Immune safety assays
Concept Life Sciences offers a science-led optimization approach for your test substance in determining the most suitable cytokine release assay (CRA) format before performing a screen in a larger donor cohort.
New molecular entities may induce infusion reactions and in turn, lead to cytokine release syndrome (CRS) characterized by a broad inflammatory response and adverse reactions.
Following the TeGenero TGN1412 FIH trial that led to 6 volunteers suffering multi-organ failure1, the FDA issued draft guidance on Nonclinical Safety Evaluation of the Immunotoxic Potential of Drugs and Biologics (Feb 2020).
There are multiple protocols to test Human cell-based in vitro assays to detect harmful cytokine release and each needs optimizing for each Test Substance2.
For more detail on our CRA assay (Figure 1 How our cytokine release assay is performed) please download our assay flier.
- BMJ 2006;332:677 - Learning from the TGN1412 trial
- Findlay, Eastwood, Ball et al. 2011; Comparison of novel methods for predicting the risk of pro-inflammatory clinical infusion reactions during monoclonal antibody therapy. Journal of Immunological Methods, 371, 134-142
How our cytokine release assay is performed (Figure 1)

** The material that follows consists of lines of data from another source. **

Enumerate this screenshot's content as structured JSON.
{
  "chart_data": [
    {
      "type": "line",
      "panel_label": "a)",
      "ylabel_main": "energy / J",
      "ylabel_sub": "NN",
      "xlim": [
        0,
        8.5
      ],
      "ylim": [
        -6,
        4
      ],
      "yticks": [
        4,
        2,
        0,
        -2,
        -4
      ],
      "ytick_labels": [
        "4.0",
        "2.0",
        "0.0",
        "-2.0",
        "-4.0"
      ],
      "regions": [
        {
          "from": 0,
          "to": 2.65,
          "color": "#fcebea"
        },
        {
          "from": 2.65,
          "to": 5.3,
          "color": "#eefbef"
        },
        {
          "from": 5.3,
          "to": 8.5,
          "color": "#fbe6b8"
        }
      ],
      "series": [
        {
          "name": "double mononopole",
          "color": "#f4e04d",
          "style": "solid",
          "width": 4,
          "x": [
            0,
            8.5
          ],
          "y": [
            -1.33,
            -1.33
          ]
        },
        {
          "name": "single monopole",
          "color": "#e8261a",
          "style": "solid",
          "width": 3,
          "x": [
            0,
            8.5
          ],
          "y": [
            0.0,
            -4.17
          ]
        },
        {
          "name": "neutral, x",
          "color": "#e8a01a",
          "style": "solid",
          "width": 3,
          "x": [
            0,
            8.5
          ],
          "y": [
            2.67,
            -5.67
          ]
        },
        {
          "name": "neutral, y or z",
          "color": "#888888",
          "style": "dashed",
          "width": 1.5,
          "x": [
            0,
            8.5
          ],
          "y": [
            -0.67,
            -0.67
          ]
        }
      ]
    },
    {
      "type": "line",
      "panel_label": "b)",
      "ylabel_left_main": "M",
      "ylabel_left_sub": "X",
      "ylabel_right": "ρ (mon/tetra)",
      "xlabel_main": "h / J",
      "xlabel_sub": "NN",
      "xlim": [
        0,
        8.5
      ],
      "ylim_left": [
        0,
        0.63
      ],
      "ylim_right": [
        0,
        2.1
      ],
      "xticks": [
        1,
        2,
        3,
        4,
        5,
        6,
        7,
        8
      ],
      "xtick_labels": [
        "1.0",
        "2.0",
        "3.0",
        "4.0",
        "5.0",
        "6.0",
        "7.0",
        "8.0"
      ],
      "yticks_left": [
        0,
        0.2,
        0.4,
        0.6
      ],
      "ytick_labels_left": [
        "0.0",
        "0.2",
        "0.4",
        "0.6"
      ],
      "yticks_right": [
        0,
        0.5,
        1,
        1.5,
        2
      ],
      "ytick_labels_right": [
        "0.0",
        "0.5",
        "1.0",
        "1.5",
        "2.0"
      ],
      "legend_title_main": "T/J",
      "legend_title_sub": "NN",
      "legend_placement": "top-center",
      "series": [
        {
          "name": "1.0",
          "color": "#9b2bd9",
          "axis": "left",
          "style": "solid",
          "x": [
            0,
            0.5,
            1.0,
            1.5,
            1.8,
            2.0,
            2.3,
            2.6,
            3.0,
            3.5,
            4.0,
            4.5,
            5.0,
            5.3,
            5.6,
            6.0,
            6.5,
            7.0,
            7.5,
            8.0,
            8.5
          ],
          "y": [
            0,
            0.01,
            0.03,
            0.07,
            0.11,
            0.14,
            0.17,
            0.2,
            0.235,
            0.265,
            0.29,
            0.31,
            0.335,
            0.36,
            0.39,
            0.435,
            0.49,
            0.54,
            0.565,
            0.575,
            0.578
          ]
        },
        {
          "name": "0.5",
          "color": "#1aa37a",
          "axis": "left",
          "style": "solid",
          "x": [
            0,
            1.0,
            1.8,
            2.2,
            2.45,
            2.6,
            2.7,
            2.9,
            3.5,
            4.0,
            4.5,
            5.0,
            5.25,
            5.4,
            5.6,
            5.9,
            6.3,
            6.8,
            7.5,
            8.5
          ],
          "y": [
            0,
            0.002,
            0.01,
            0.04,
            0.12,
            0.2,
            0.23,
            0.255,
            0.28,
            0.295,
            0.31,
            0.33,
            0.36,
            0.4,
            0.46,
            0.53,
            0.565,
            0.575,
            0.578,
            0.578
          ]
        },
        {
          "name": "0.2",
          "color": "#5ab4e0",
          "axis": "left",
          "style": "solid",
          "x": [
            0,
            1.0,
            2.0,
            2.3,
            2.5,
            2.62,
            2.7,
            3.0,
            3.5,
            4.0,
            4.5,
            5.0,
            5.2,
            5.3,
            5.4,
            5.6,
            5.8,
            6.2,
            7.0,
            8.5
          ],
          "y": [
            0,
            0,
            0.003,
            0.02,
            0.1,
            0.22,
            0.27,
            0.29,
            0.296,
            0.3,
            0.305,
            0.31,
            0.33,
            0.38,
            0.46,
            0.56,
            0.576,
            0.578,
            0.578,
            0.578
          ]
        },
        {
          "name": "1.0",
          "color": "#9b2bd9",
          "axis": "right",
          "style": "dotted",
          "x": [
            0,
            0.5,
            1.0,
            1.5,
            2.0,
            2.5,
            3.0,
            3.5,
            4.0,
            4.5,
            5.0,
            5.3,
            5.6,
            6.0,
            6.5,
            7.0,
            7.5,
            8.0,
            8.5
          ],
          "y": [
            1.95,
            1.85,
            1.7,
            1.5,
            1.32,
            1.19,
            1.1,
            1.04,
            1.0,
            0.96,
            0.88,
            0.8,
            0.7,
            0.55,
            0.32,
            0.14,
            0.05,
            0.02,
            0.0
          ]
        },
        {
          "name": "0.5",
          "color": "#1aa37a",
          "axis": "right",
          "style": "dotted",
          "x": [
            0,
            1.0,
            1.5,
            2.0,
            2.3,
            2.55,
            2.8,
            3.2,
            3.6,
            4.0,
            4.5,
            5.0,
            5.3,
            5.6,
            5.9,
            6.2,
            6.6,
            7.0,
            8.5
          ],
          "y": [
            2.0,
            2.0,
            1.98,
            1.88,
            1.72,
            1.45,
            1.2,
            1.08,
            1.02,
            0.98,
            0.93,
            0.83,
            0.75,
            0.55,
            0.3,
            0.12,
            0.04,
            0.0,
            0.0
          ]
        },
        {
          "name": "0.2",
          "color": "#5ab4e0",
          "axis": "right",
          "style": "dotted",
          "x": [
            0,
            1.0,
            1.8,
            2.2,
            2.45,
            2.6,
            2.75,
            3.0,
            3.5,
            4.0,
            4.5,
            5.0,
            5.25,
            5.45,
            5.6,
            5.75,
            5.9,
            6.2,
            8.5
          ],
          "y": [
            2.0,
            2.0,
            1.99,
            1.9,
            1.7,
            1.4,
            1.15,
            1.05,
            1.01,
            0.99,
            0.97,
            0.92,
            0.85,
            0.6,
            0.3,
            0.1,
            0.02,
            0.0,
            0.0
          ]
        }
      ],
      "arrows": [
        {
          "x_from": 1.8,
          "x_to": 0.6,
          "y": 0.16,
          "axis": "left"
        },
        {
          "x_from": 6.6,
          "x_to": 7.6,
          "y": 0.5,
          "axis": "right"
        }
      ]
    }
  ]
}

|1. Peripheral blood samples from multiple donors are used to ensure genetic diversity.||2. Test and control compounds are prepared to required concentrations and applied wet coated onto assay plates or used in aqueous phase; diluted blood is then added and plates are incubated for 1, 6 or 24 hrs.|
|3. Test substances interact with their specific cellular targets leading to the release of cytokines from activated immune cells.||4. Assay plates are spun down and supernatants are used to measure a panel of cytokines such as GMCSF, IFN-γ, IL-1β, IL-2, IL-4, IL-5, IL-6, IL-8, IL-10, and TNFα using the MSD technology.|
|5. Data are analyzed and displayed in a series of convenient formats such as heatmaps, bar graphs and dot plots to provide a quick overview of cytokine responses across different donors or to determine the population of responders vs non-responders for individual treatments and cytokine.|
Inflammatory in vivo models
We understand investigating the MOA of your compound using an in vivo model is a requirement on your route to clinic. We have a range of in vivo and ex vivo platforms that can be leveraged to study the effect of your drug candidate in an inflammatory environment.
We work closely with you to select the most suitable approach based on the immune cells or disease of interest to better understand your compound or biologic.
Our customizable models can study but are not limited to the following:
- Antigenic challenge
- Autoimmune inflammation of the CNS (EAE)
- Delayed-type hypersensitivity (DTH)
- Macrophage biology
- Liver disease
We offer standard and tailored readouts ensuring robust MOA interrogation of your drug candidate. Our histology experts offer standard H&E for histological analysis through to specialist multiplex immunofluorescent staining, and our immunology expertise allows for tailored FACS analysis, ELISA, qPCR and NGS readouts.